Pourquoi diable soupçonner nos formidables médias de faire l'impasse sur l'événement ?

Le Honduras, il faut bien le dire, on s'en fout : on n'a pas d'échanges commerciaux avec eux, ils sont trop pauvres, y'a même pas de pétrole. Si au moins leur président était présentable ! Las, on murmure qu'il était plus de gauche que prévu. Et puis c'est vrai qu'il s'y passe trois fois rien, au Honduras.

Qu'est-ce qui se passe ?

Des militaires sont entrés chez le président élu par le peuple, Manuel Zelaya, pour le mettre dehors. Hop ! Fini, la démocratie.

Comment le président du Honduras avait-il déclenché l'ire des réactionnaires ? On murmure que l'imprudent avait signé un traité commercial avec des pays de gauche comme le Venezuela, reléguant au second plan l'accord de libre-échange suggéré par les États-Unis PARDON JE VEUX DIRE EUH euh la version officielle c'est que ce président avait bien sûr tout d'un dictateur en herbe. La preuve : il voulait modifier la constitution pour avoir le droit de se représenter aux élections. Figurez-vous un pays où le président aurait le droit de se représenter aux élections, non mais franchement.

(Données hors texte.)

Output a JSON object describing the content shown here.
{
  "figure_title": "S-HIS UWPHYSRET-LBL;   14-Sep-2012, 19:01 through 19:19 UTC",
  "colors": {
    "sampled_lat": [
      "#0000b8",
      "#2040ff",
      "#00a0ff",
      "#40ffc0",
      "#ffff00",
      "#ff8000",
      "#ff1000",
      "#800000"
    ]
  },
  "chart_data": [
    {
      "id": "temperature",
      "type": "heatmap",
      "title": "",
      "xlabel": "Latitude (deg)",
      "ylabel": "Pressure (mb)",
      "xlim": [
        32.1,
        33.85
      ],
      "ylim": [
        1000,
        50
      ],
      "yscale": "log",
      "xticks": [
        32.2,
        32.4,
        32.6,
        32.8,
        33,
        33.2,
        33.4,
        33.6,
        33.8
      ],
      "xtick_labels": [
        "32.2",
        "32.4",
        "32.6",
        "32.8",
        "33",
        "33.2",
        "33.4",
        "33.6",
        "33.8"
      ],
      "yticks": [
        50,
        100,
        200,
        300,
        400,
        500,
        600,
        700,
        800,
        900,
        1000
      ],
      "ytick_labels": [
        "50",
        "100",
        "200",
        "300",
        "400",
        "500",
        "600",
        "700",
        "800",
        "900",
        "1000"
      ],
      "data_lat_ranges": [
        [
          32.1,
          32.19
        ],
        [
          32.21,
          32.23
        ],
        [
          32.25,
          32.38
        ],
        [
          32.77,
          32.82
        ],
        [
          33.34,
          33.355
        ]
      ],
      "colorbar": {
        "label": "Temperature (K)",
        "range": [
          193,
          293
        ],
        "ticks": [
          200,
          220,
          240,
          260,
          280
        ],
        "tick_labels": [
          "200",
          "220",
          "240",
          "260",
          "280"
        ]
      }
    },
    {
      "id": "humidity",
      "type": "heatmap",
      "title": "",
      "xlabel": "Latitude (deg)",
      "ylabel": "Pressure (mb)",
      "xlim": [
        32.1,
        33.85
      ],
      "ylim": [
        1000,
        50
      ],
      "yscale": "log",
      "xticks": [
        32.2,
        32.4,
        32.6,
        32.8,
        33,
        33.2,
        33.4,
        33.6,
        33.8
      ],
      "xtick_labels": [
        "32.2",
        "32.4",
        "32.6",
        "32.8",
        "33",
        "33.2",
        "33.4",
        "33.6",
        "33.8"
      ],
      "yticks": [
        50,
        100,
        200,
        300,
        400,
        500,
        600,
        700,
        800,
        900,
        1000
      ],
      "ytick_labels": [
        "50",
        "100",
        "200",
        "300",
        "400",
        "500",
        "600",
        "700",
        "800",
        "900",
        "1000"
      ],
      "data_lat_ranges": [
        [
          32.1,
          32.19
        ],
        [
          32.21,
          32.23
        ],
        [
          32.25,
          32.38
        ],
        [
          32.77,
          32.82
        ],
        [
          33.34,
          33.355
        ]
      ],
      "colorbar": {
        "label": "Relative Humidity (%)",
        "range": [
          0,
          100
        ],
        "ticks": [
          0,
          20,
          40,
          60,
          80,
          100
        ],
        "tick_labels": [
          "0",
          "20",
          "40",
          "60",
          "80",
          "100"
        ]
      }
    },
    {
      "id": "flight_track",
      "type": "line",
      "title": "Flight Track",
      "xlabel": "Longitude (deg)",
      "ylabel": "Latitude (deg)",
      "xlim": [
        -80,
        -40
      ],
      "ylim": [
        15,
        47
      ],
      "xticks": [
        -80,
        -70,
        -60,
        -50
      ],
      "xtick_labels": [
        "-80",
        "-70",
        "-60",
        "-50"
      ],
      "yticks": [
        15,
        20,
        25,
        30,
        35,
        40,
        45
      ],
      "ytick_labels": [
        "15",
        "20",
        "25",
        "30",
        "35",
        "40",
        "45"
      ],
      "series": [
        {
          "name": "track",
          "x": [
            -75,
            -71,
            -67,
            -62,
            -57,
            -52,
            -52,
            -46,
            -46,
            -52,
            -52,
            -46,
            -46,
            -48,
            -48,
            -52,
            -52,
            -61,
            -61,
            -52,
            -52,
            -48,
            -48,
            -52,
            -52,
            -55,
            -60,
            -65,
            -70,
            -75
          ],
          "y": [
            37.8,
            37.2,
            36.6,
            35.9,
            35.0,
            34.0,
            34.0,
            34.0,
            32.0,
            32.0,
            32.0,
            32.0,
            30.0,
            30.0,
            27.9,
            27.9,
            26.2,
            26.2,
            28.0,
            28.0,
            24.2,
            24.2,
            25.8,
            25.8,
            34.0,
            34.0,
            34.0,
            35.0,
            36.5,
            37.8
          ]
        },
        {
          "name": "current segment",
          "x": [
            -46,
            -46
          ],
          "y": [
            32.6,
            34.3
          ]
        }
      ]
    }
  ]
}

M'enfin, il suffit de demander à un pays très puissant militairement et défenseur des libertés fondamentales des peuples et de la démocratie de déblayer tout ça et de remettre le président en place, non ?

Lorsque Hugo Chavez demande à Washington de se prononcer clairement contre ce coup d'État sous peine d'être soupçonné de soutenir la dictature militaire qui vient de s'y installer, on tend l'oreille vers les États-Unis et... Vous entendez quelque chose, vous ?

Allez, en cherchant bien, vous lirez quand même que la communauté internationale rejette unanimement ce coup d'État. On ne rigole pas avec la démocratie, attention : on rejette ! On n'est pas du tout contents !

C'est dit. Ouf. (Alors, au fait, toujours mort, Michaël Jackson ?)

Zelaya est tellement internationalement soutenu qu'il n'arrive pas à retourner dans son pays, les militaires ayant bloqué l'accès à l'aéroport où il avait tenté d'atterrir après son passage à Washington.

Est-ce que ça pourrait se passer chez nous ?

Imaginez, dans un monde enchanté, notre président se réveillant un matin et annonçant que nous allons sortir du traité de Lisbonne pour fonder une Europe démocratique et renoncer au marché transatlantique parce qu'il menace notre environnement, nos services publics, notre santé et notre qualité de vie en général. A la place, on créerait une forme d'échange commercial profitant au peuple et non à quelques dirigeants de grands groupes déjà ultra-riches, un truc un peu alternatif avec même du troc dedans en fonction des ressources de chaque pays.

Comment ça, vous n'imaginez pas ? Bon d'accord, je rectifie.

Imaginez qu'en 2012 vous ayez élu un président qui annoncerait tout ça.

Sitôt dit, le président se ferait sauvagement ligoter par des militaires et expédié dans un autre pays. Au nom de la démocratie, il demanderait le soutien ferme des États-Unis ; le président américain lui répondrait "Oui ! C'est très mal, ce qu'ils t'ont fait." et s'en irait vaquer.
Alors vous, bon. Vous participeriez à une manif pour qu'on vous rende celui que vous avez élu.
Pas de chance : les militaires vous tirent dessus. Vous êtes mort ou terrorisé.

Voilà ce qui se passe au Honduras. Trois fois rien, on vous dit.